Create An Earned Media Tweetstorm In 5 Easy Steps
1) Decide The Theme Of Your Tweetstorm
This should be topically related. In our case, the topic is coverage of us but it could be anything as long as the individual tweets in the storm are interesting or valuable in and of themselves.
2) Create Your Starting Tweet
Your starting tweet should be an overview of the topic of your tweetstorm. Ours is straightforward:
3) Add More Tweets
You’ll notice the “Add another Tweet” text hovering above the plus button. Click the plus button to add more tweets. You’ll want to think about and plan what order you want your tweets to occur within the tweetstorm.
4) Tweet Your Tweetstorm
After you’ve added all the tweets you want in your storm, click the “Tweet all” button to send them off to the Twitterverse. Note, that each individual tweet will be sent immediately, so to your followers it will appear as if a sudden burst of your tweets flooded their stream. Or a thunderclap of tweets, or a lightning bolt of tweets, as it were.
5) Delete Or Add More Tweets
If you’ve made a mistake with one of the tweets in your storm after you’ve published, you can delete it. You can also add more tweets to a storm after you’ve published. One thing you cannot do is rearrange your tweets after the fact, so plan carefully.

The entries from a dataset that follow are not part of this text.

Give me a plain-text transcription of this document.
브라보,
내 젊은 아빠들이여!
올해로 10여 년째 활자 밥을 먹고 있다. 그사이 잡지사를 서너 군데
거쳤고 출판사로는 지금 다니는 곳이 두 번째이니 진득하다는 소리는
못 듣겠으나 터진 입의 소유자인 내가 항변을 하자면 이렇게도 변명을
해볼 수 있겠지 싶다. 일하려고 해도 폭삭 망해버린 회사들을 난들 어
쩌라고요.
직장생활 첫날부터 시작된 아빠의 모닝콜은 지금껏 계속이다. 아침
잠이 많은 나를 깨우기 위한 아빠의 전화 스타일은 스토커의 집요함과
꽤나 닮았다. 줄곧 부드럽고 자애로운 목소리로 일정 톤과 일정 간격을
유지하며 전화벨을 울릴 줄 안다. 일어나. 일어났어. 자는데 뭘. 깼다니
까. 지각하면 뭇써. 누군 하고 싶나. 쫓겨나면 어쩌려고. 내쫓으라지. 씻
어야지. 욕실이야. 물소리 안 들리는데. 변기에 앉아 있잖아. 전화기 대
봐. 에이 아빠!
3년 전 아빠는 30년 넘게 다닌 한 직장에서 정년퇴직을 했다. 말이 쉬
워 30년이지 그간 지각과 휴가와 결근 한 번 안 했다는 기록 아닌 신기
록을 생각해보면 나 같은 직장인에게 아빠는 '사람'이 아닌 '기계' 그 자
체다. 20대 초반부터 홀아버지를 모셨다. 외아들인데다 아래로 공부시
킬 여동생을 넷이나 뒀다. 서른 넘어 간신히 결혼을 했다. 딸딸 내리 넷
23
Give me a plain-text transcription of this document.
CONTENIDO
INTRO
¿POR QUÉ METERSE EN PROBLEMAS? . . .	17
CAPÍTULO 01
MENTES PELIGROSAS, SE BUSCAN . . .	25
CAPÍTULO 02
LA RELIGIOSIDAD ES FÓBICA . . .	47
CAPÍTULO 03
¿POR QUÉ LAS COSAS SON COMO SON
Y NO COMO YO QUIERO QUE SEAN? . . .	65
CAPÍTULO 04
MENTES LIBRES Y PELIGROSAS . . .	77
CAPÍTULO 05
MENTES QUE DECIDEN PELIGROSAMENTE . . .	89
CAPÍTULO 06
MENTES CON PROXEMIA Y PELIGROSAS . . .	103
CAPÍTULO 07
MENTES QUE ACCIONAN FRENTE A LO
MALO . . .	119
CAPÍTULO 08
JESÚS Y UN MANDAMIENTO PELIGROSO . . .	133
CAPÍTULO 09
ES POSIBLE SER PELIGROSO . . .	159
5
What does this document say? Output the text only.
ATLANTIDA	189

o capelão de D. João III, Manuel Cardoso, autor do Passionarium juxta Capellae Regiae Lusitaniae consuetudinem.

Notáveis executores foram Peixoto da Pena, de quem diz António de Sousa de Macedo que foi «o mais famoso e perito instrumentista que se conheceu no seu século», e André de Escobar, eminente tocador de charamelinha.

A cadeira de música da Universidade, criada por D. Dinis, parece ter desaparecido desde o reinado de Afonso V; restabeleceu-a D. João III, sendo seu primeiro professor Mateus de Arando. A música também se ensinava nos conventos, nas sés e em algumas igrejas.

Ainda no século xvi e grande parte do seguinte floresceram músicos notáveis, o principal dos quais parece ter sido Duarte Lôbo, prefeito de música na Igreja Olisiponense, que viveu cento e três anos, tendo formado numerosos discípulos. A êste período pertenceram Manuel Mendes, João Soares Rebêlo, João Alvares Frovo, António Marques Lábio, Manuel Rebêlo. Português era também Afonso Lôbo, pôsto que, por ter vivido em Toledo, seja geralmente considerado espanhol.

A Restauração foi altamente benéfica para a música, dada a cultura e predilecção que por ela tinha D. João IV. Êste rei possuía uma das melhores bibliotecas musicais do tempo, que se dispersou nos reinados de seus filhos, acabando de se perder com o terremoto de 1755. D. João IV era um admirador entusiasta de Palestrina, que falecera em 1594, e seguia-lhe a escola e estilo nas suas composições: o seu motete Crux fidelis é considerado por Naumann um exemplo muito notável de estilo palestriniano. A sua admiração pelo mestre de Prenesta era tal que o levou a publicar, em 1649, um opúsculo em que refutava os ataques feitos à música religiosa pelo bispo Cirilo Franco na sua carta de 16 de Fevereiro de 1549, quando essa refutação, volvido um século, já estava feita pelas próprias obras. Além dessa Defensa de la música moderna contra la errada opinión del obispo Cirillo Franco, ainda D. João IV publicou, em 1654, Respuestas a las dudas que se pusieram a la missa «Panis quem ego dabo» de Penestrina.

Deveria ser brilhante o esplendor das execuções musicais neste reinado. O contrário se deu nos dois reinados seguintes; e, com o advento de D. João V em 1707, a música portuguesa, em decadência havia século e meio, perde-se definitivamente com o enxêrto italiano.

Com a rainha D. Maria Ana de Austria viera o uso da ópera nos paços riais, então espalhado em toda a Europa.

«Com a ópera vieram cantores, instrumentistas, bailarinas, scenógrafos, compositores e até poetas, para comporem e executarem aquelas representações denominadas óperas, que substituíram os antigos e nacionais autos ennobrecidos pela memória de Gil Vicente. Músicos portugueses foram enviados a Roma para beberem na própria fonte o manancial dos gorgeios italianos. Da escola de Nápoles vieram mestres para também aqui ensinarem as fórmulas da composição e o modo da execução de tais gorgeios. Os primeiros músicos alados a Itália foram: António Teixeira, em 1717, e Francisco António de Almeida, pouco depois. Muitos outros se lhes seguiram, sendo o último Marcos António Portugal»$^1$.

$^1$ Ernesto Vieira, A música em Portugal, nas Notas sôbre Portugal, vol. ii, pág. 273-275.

How Tweetstorms Look To Your Followers
Each tweet within your storm will look like ordinary tweets to your followers with the exception of a “Show this thread” link at the bottom of the tweet.
When a follower expands the thread, it will default to the tweet the Twitter user was looking at when they clicked the link.
Why You’ll Get More Exposure
By connecting related tweets together into a tweetstorm, those who view one tweet within it and click on the “Show this thread” link will be much more likely to view the other tweets because they are related topically.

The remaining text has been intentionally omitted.